There is also a teacher, an extraordinary being in a public school full of poor children and war orphans, who is able to see, polish and channel the talent of little Albert and does everything possible to help him succeed in the midst of so many limitations. This teacher will become the main theme of his Nobel Prize acceptance speech and to whom it is dedicated.
I read this book in 2004. I picked it up again at the end of 2020, a year in which all of Camus' work takes on a new meaning in our lives.
Perhaps this novel is not his absolute best, but it remains a deeply moving work that is highly autobiographical. The characters within this unfinished novel bear a resemblance to his own family and the path he took while growing up in a destitute family in Algeria. Thus, it is reasonable to assume that the beautiful meditations within it are also drawn from his own life. The most remarkable truth that emerges is that poverty has a universal look. The experiences and realizations of the characters in this novel, who live in an impoverished corner of Algeria, are not so very different from those of poor people in India, where I myself grew up.

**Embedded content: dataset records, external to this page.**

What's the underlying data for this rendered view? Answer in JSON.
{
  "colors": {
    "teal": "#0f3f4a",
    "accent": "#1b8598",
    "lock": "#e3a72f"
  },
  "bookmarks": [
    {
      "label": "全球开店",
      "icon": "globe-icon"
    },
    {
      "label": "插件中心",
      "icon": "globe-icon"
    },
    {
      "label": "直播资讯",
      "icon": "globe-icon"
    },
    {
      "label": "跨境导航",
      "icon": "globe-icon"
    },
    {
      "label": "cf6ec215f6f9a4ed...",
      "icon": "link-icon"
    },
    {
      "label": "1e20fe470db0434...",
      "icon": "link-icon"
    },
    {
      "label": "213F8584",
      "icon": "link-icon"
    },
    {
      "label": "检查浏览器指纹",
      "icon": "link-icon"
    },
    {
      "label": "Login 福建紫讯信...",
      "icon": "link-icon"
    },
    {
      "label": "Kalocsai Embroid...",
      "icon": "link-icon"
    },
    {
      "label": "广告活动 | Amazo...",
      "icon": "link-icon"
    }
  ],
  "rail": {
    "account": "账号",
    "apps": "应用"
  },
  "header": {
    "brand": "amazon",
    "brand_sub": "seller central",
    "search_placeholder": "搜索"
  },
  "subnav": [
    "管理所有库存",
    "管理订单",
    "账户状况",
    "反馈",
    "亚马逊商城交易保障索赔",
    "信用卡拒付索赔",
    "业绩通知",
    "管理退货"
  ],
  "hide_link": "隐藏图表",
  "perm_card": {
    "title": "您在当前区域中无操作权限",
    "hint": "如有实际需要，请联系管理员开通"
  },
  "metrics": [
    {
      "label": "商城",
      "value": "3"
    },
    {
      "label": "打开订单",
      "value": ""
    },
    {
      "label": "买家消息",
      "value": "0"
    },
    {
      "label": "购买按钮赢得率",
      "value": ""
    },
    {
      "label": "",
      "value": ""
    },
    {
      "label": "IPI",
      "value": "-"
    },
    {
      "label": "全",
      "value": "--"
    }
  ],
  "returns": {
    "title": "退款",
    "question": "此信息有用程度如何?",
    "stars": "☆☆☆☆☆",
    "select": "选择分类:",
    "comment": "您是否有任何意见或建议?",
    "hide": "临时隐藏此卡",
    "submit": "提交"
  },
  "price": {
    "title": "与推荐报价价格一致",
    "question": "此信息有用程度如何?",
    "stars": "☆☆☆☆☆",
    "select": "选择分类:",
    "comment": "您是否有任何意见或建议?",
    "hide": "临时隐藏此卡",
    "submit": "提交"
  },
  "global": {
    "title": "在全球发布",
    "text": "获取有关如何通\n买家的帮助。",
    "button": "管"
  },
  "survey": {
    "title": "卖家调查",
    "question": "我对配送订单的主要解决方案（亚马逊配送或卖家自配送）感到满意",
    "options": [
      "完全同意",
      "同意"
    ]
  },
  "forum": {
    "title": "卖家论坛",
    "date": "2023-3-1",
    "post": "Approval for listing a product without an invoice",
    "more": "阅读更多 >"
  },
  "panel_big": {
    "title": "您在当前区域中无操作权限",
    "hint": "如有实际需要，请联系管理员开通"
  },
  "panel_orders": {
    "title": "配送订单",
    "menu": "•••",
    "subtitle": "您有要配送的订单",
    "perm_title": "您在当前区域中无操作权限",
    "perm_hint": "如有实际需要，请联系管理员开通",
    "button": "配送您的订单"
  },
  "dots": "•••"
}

Memories and nostalgia are luxuries that only the privileged can afford to cherish. The drabness of poverty makes every day seem the same, a continuous struggle for survival. In this sameness, memories often get lost and fade away.
Primo among many firstborns born in the land of oblivion, of anonymity, a hard and desolate land where one lives resigned. There are no books, letters or objects in the house, only the essential, what is needed immediately. One lives attached to the days, hour by hour. As the years pass, Jaques questions his mother about the life of the father he has never known, and will only receive confused answers because "lost time can only be recovered by the rich." Words like "Fatherland" are unknown. God is an unknown affair, absent, a dispenser of good and evil who influences the destiny of men but who seems to ignore Jaques and his family and those who live there, where the only divinities are misery, the sun and poverty which, however, knows how to offer infinite riches: the beach, the headlong races, the fried potatoes, the school, the readings, the smell of the glue and ink of the books read avidly and of the horse excrement, the wind, the stifling heat. All shapes Jaques.
And when, after seeing the world, he returns to find the memory of his father, he retraces his youth in thought, recalls his childhood with the same burning hunger that animated him as a child.